Engine Rooms, Southampton

Johnny Marr

A truly last minute decision by my best buddy means I don’t stay in, but instead purchase one of the last tickets available for the legend that is Johnny Marr. By 11.05 pm I realise this was a good decision!

A packed house; even at 8.15, eagerly awaits the headline act. First up though are local rockers Dolomite Minor. This two-piece have become 3 for tonight’s performance as they casually take to the stage. One word defines their set-LOUD! Their dark, brooding sound is heavy from the off. I’m reminded of Wolfmother (minus the vocals) – huge chunky riffs bury the drums, while the occasional keys are often lost in the mix. The song endings (in my opinion) need a little work and despite only paltry applause they battle on and just get louder! One can always gauge a crowd’s opinion when hearing chatter between songs. Sadly for Dolomite Minor it’s loud, however they seem to be oblivious to it and get heavier, sounding more like Black Sabbath toward the end of their set. Maybe in a smaller setting with an understanding sound engineer they could pull it off, but tonight in such great company they were never gonna steal the limelight. I wish them well.

Dolomite Minor
Dolomite Minor 1

And so to the headliner. Johnny Marr needs no introduction. With a huge back catalogue to choose from I look around me at tonight’s audience, and I realise we’re all here for the classics. With no setlist to go on I will focus on the songs I remember and the whole feel of the gig. Huge applause reverberates around the room at 9.30pm as Johnny and band take to the stage. He opens with one of his own songs before getting us onside early with “Panic”. There is so much love in the room for this man and the largely middle-aged crowd I feel, (myself included) want to hear more Smiths songs. “Easy Money”; although not my favourite song, goes down well and we don’t have to wait long as he soon performs ‘Rusholme Ruffians’ to great applause. Johnny uses the stage well and if I’m honest the sound is comparably better than for the support-loud but not deafening.

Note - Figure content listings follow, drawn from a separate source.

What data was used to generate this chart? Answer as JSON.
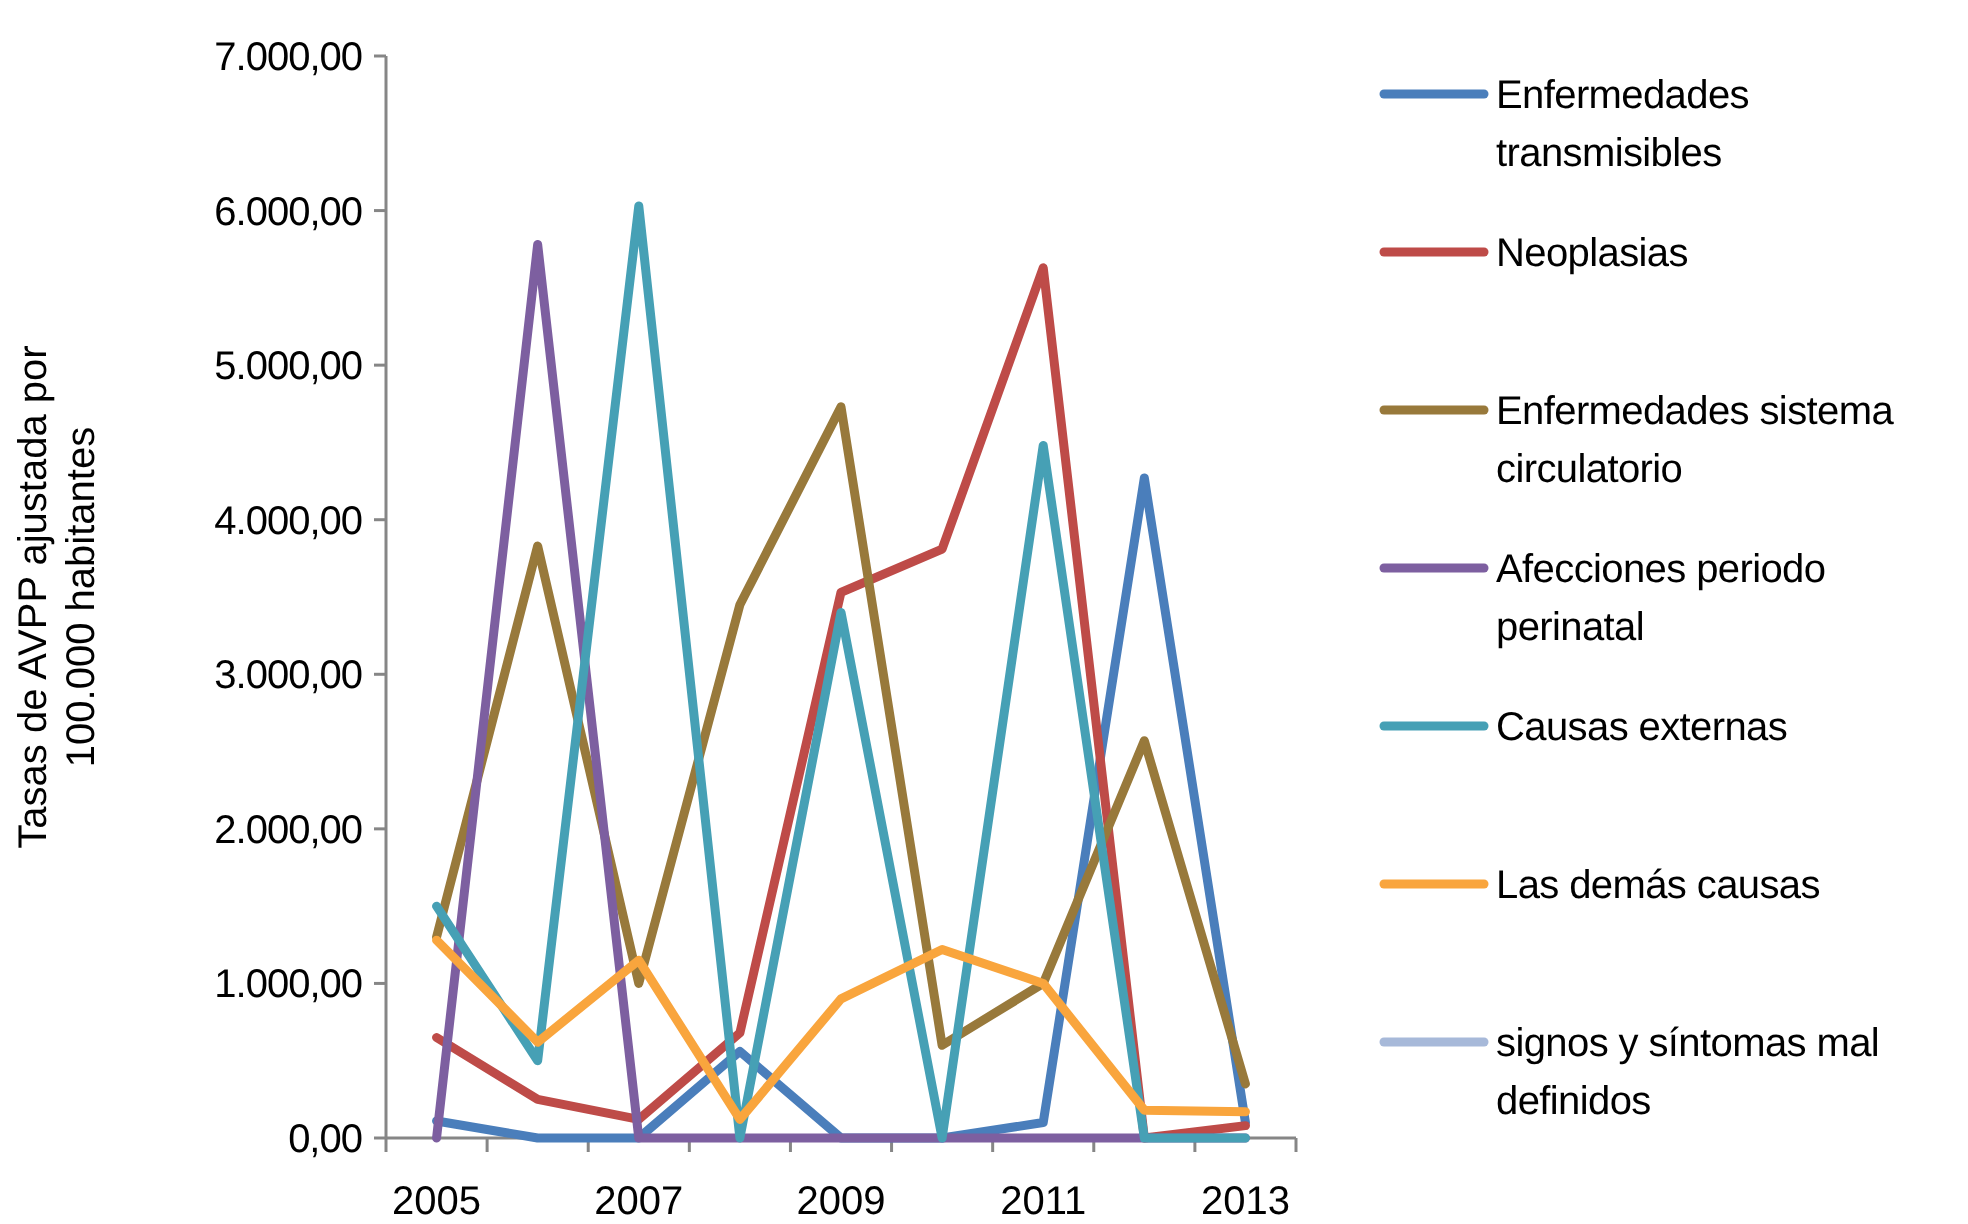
{
  "chart_data": {
    "type": "line",
    "ylabel": "Tasas de AVPP ajustada por 100.000 habitantes",
    "categories": [
      "2005",
      null,
      "2007",
      null,
      "2009",
      null,
      "2011",
      null,
      "2013"
    ],
    "ylim": [
      0,
      7000
    ],
    "yticks": [
      {
        "value": 0,
        "label": "0,00"
      },
      {
        "value": 1000,
        "label": "1.000,00"
      },
      {
        "value": 2000,
        "label": "2.000,00"
      },
      {
        "value": 3000,
        "label": "3.000,00"
      },
      {
        "value": 4000,
        "label": "4.000,00"
      },
      {
        "value": 5000,
        "label": "5.000,00"
      },
      {
        "value": 6000,
        "label": "6.000,00"
      },
      {
        "value": 7000,
        "label": "7.000,00"
      }
    ],
    "grid": false,
    "legend": "right",
    "marker": "none",
    "line_style": "solid",
    "series": [
      {
        "name": "Enfermedades transmisibles",
        "color": "#4a7ebb",
        "values": [
          110,
          0,
          0,
          560,
          0,
          0,
          100,
          4270,
          100
        ]
      },
      {
        "name": "Neoplasias",
        "color": "#be4b48",
        "values": [
          650,
          250,
          120,
          680,
          3530,
          3810,
          5630,
          0,
          80
        ]
      },
      {
        "name": "Enfermedades sistema circulatorio",
        "color": "#98793b",
        "values": [
          1300,
          3830,
          1000,
          3450,
          4730,
          600,
          1000,
          2570,
          350
        ]
      },
      {
        "name": "Afecciones periodo perinatal",
        "color": "#7d5fa0",
        "values": [
          0,
          5780,
          0,
          0,
          0,
          0,
          0,
          0,
          0
        ]
      },
      {
        "name": "Causas externas",
        "color": "#46a0b5",
        "values": [
          1500,
          500,
          6030,
          0,
          3400,
          0,
          4480,
          0,
          0
        ]
      },
      {
        "name": "Las demás causas",
        "color": "#f9a53d",
        "values": [
          1280,
          620,
          1150,
          120,
          900,
          1220,
          1000,
          180,
          170
        ]
      },
      {
        "name": "signos y síntomas mal definidos",
        "color": "#a7b9d9",
        "values": [
          null,
          null,
          null,
          null,
          null,
          null,
          null,
          null,
          null
        ]
      }
    ]
  }
}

More classics follow with a great cover of Depeche Mode’s “I Feel You” – hearing someone other than David Gahan singing this song really is quite special. Johnny offers a “newie” in the shape of “Spiral Cities” which doesn’t disappoint while Electronic’s “Getting Away With It” garners the first of many big singalongs. However, when the opening bars of “There Is A Light That Never Goes Out” start, a few punters around me become more energetic and this Southampton crowd suddenly come alive. More Smiths classics are offered including “Bigmouth” and a passionate “Stop Me…”. By now he has this crowd eating out of his palms. He ends the set with a cover dedicated to David Cameron-cue The Primitives “Crash” and we all go wild!

Johnny Marr
Johnny Marr 1

Johnny and band return for a 3 song encore, culminating in a chiming guitar-driven “How Soon Is Now”. Again we all sing along while showing huge adoration. With a back catalogue as big as his and more new material planned it’s great to see Johnny back touring the length and breadth of the country – long may it continue.